Geoffroy Roux de Bézieux : moins de fiscalité pour plus de compétitivité

Alors que la reprise semble s’amorcer chez nos principaux voisins européens, la France reste à la traîne. Un allègement de 100 milliards sur la fiscalité et les charges des entreprises permettrait à notre économie d’être plus compétitive et de pouvoir faire jeu égal avec l’Allemagne estime Geoffroy Roux de Bézieux. Le vice-président du MEDEF était, le 14 janvier dernier, l’invité du Club Entreprises La Tribune/CCI Paris Île-de-France.

Notre pays doit faire face à des difficultés conjoncturelles objectives mais tarde aussi à se réformer en profondeur, déplore le numéro 2 du MEDEF: « Nous sommes le pays qui a fait le moins de réformes de structure en Europe depuis 20 ans. Nous sommes restés dans l’immobilisme alors que le modèle de l’Etat-providence, né de l’après–guerre, ne fonctionnait plus. » Nos voisins européens ont compris qu’ils étaient « totalement au pied du mur ». Mais la France n’a pas ce sentiment d’urgence. Elle dispose d’une quantité de dispositifs qui amortissent les effets de la crise.

L’inflation salariale dans le privé a contribué pour partie à la perte de compétitivité des entreprises françaises, admet Geoffroy Roux de Bézieux : « Les accords comme ceux signés chez Renault et PSA sont un progrès.
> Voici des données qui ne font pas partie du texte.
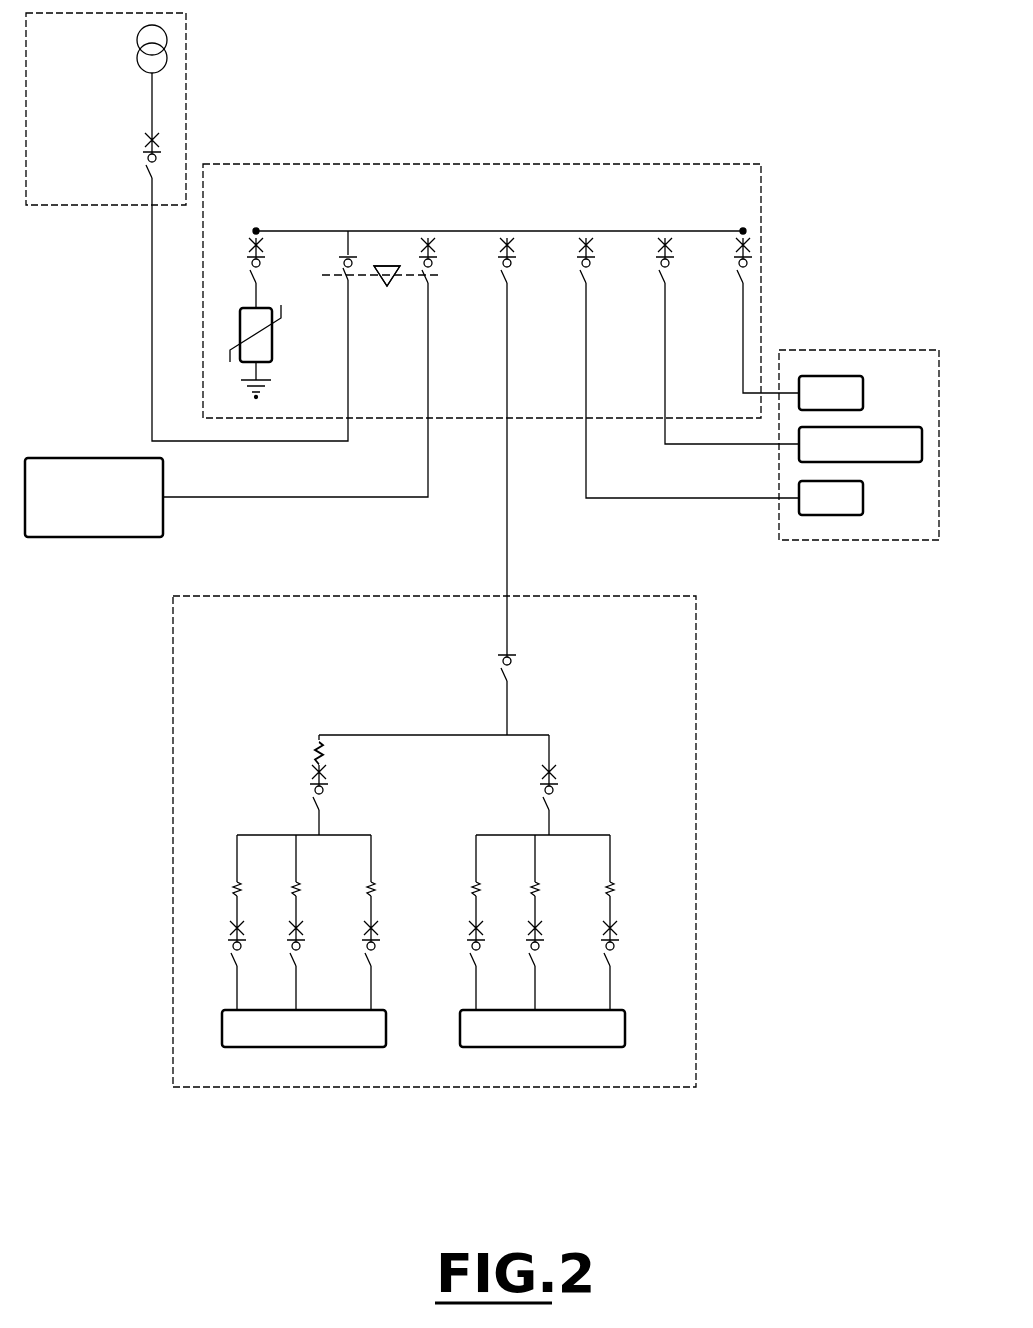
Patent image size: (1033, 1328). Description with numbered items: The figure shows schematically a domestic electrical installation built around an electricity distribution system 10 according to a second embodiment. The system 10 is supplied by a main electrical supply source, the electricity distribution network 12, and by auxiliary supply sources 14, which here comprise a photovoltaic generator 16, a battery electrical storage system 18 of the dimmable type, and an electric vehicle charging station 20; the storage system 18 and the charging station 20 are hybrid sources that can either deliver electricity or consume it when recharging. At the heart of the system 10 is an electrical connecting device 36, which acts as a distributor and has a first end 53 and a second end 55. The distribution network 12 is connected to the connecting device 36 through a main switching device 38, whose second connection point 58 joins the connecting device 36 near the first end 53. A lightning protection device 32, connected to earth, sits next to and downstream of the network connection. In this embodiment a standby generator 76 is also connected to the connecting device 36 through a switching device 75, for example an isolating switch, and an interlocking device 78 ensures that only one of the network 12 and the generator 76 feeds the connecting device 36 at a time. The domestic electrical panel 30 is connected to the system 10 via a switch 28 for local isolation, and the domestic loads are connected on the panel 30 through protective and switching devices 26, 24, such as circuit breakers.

The electricity distribution system 10 is at (616, 162).
The electricity distribution network 12 is at (187, 32).
The auxiliary supply source 14 is at (896, 350).
The photovoltaic generator 16 is at (831, 393).
The battery electrical storage system 18 is at (860, 444).
The electric vehicle charging station 20 is at (831, 498).
The protective and switching device 24 is at (207, 925).
The protective and switching device 26 is at (291, 763).
The switch 28 is at (527, 667).
The domestic electrical panel 30 is at (702, 710).
The lightning protection device 32 is at (238, 315).
The electrical connecting device 36 is at (387, 226).
The main switching device 38 is at (335, 288).
The first end 53 is at (242, 231).
The second end 55 is at (760, 231).
The second connection point 58 is at (345, 226).
The switching device 75 is at (443, 274).
The standby generator 76 is at (94, 497).
The interlocking device 78 is at (388, 294).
En Allemagne, la généralisation de ce type de compromis sur les salaires a contribué à la guérison de son économie. C’est une piste à suivre. »
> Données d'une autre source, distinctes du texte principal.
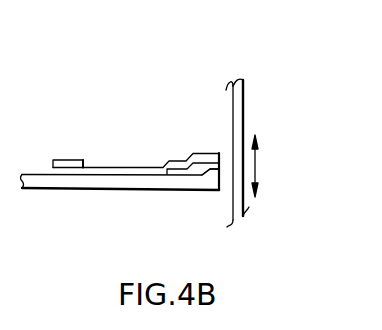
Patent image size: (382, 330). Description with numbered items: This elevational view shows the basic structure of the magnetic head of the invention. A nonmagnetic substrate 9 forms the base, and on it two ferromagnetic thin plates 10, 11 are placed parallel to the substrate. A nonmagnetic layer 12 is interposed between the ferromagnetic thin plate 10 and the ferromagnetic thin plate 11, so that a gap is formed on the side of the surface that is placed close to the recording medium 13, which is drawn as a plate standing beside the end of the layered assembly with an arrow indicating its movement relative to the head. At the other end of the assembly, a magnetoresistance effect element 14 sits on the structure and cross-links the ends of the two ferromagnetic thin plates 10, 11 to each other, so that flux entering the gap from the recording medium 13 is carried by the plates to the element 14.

Mais nos entreprises sont bien davantage « plombées » par le poids de la fiscalité et des prélèvements sociaux, selon le vice-président du MEDEF. « Depuis 2011, on a ajouté 35 milliards d’euros de prélèvements fiscaux sur les entreprise. »
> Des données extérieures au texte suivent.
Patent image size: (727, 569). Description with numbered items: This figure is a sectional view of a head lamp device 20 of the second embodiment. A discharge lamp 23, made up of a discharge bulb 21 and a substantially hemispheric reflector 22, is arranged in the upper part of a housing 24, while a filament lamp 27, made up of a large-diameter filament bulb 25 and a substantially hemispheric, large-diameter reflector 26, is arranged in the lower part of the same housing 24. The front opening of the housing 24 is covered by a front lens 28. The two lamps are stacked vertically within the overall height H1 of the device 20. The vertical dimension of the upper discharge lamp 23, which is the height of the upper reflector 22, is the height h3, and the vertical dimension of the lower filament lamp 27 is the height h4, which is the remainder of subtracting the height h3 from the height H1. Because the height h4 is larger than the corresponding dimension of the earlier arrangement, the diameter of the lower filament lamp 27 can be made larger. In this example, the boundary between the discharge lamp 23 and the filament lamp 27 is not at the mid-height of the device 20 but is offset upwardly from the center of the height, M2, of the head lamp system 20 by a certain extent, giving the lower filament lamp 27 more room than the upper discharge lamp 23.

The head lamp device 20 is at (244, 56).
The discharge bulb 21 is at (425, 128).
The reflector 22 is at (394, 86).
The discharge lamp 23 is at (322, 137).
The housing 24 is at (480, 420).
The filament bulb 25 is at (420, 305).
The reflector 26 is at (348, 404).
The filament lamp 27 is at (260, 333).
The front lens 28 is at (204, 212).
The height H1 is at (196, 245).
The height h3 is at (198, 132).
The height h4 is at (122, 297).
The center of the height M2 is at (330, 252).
Un cap et des perspectives

En se « serrant la ceinture », l’Etat pourrait abaisser de 100 milliards la facture estime le MEDEF : « C’est simplement l’écart de compétitivité emmagasiné depuis une dizaine d’années par rapport à l’Allemagne. C’est 50 milliards sur le coût du travail dont une grande partie vient du différentiel sur les charges sociales et 50 milliards sur la fiscalité et pas simplement l’impôt sur les sociétés. »

Le numéro 2 du MEDEF entend rappeler certaines priorités, lors des Assises de la fiscalité : « Il nous faut des baisses d’impôt dès le projet de loi de finance 2015 parce que les entreprises sont asphyxiées et ont besoin d’un signal de confiance. Il faut aussi fixer un cap et des perspectives aux entrepreneurs. Lorsqu’ils embauchent des salariés aujourd’hui, ils ont aussi besoin de savoir au plan fiscal à quelle sauce ils seront mangés dans 5 ans ! »

Faut-il repenser les principes du CICE, envisager de nouveaux transferts de charge vers la TVA ou la CSG ? Pour le numéro 2 du MEDEF, les vrais sujets se situent ailleurs. « Il est indispensable de faire des économies sur les dépenses de protection sociale, en particulier les dépenses de santé. Notre dispositif d’assurance chômage qui accumule par ailleurs 18 milliards d’euros de dettes est le plus généreux des pays de l’OCDE. Il faut que ce système d’indemnisation incite davantage à retrouver un emploi » estime Geoffroy Roux de Bézieux.